Second Division Norra – the northern group. Fairly equal season. Perhaps low scoring was main feature: only 6 of the 14 teams finished with positive goal-difference and the 2nd place team had only +1!
Ope IF – last with 16 points and relegated.
Sandvikens IF – 13th with 21 points and relegated.
Enkopings SK – 12th with 21 points and relegated.
Orebro SK survived on better goal-difference for they also finished with 21 points. 11th.
Lulea FF/IFK – 10th with 23 points.
IFK Eskilstuna – 9th with 24 points.
Degerfors IF – 8th with 24 points.
Skelleftea AIK – or IFK Skelleftea? – 7th with 28 points.
Vasalunds IF – 6th with 28 points.
IFK Vasteras – 5th with 29 points.
Gefle IF – 4th with 30 points.
Vasteras SK – 3rd with 32 points.
IF Brommapojkarna – 2nd with 33 points. Missed promotion by a point. Well, considering their pitiful goal-difference… by 2 points.

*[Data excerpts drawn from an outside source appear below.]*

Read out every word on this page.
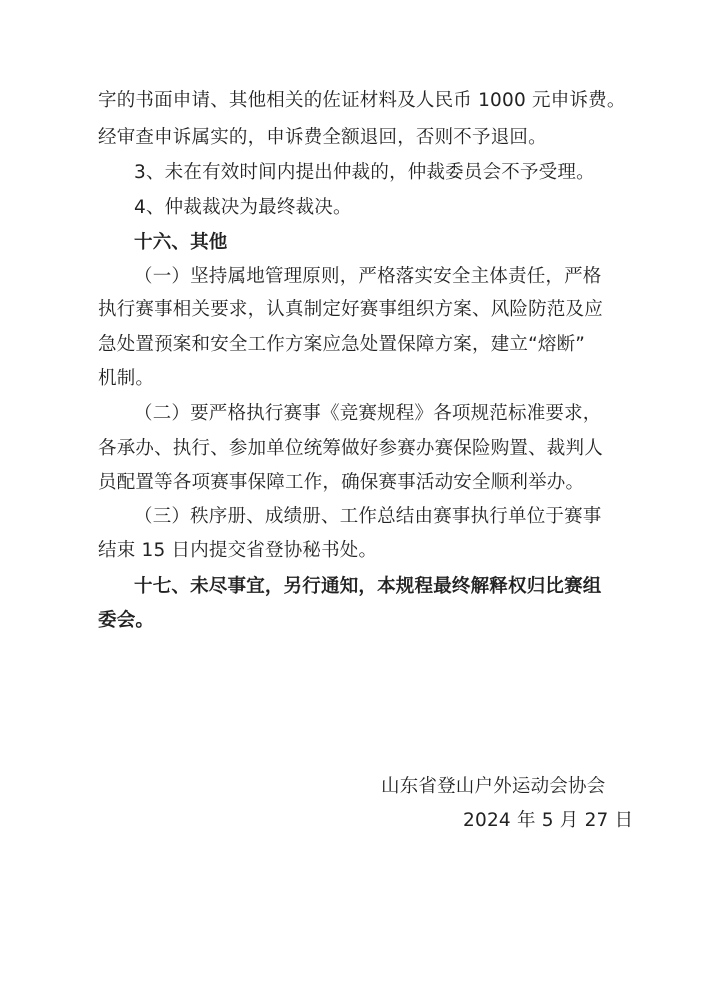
字的书面申请、其他相关的佐证材料及人民币 1000 元申诉费。
经审查申诉属实的，申诉费全额退回，否则不予退回。
3、未在有效时间内提出仲裁的，仲裁委员会不予受理。
4、仲裁裁决为最终裁决。
十六、其他
（一）坚持属地管理原则，严格落实安全主体责任，严格
执行赛事相关要求，认真制定好赛事组织方案、风险防范及应
急处置预案和安全工作方案应急处置保障方案，建立“熔断”
机制。
（二）要严格执行赛事《竞赛规程》各项规范标准要求，
各承办、执行、参加单位统筹做好参赛办赛保险购置、裁判人
员配置等各项赛事保障工作，确保赛事活动安全顺利举办。
（三）秩序册、成绩册、工作总结由赛事执行单位于赛事
结束 15 日内提交省登协秘书处。
十七、未尽事宜，另行通知，本规程最终解释权归比赛组
委会。
山东省登山户外运动会协会
2024 年 5 月 27 日
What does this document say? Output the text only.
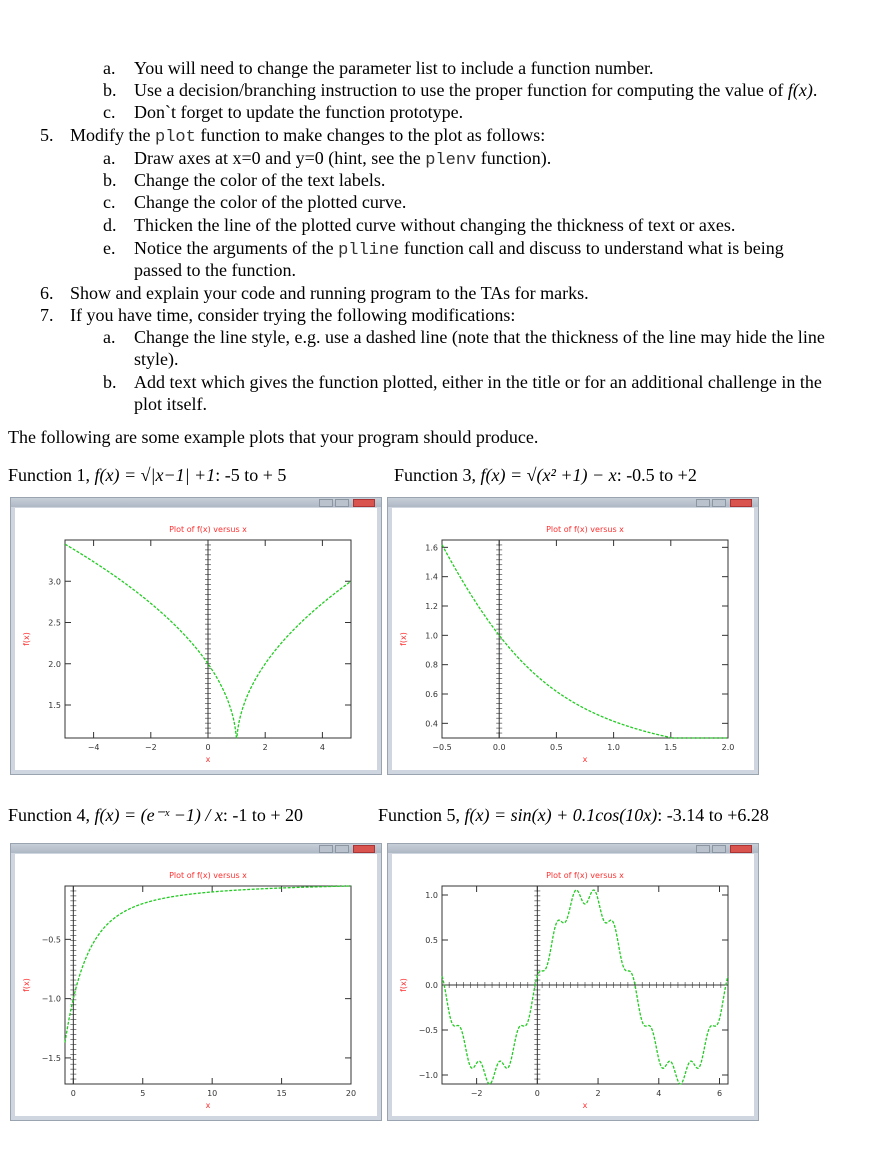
a. You will need to change the parameter list to include a function number.
b. Use a decision/branching instruction to use the proper function for computing the value of f(x).
c. Don`t forget to update the function prototype.
5. Modify the plot function to make changes to the plot as follows:
a. Draw axes at x=0 and y=0 (hint, see the plenv function).
b. Change the color of the text labels.
c. Change the color of the plotted curve.
d. Thicken the line of the plotted curve without changing the thickness of text or axes.
e. Notice the arguments of the plline function call and discuss to understand what is being
passed to the function.
6. Show and explain your code and running program to the TAs for marks.
7. If you have time, consider trying the following modifications:
a. Change the line style, e.g. use a dashed line (note that the thickness of the line may hide the line
style).
b. Add text which gives the function plotted, either in the title or for an additional challenge in the
plot itself.
The following are some example plots that your program should produce.
Function 1, f(x) = √|x−1| +1: -5 to + 5	Function 3, f(x) = √(x² +1) − x: -0.5 to +2
Function 4, f(x) = (e⁻ˣ −1) / x: -1 to + 20	Function 5, f(x) = sin(x) + 0.1cos(10x): -3.14 to +6.28
−4	−2	0	2	4
1.5
2.0
2.5
3.0
Plot of f(x) versus x
x
f(x)
−0.5	0.0	0.5	1.0	1.5	2.0
0.4
0.6
0.8
1.0
1.2
1.4
1.6
Plot of f(x) versus x
x
f(x)
0	5	10	15	20
−1.5
−1.0
−0.5
Plot of f(x) versus x
x
f(x)
−2	0	2	4	6
−1.0
−0.5
0.0
0.5
1.0
Plot of f(x) versus x
x
f(x)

GIF Sundsvall won the championship with 34 points from 12 wins, 10 ties, and 4 losses. They managed to prevails over the competition, but their real strength was scoring: by points alone, they were hardly much better than the rest. Scoring was another matter: 51-26 goal-difference gave them +26. The nest best were Gefle IF with +18. Since one cannot count of goal-difference… the winners still clinched victory on points, but it was tough. But they were going up and good luck.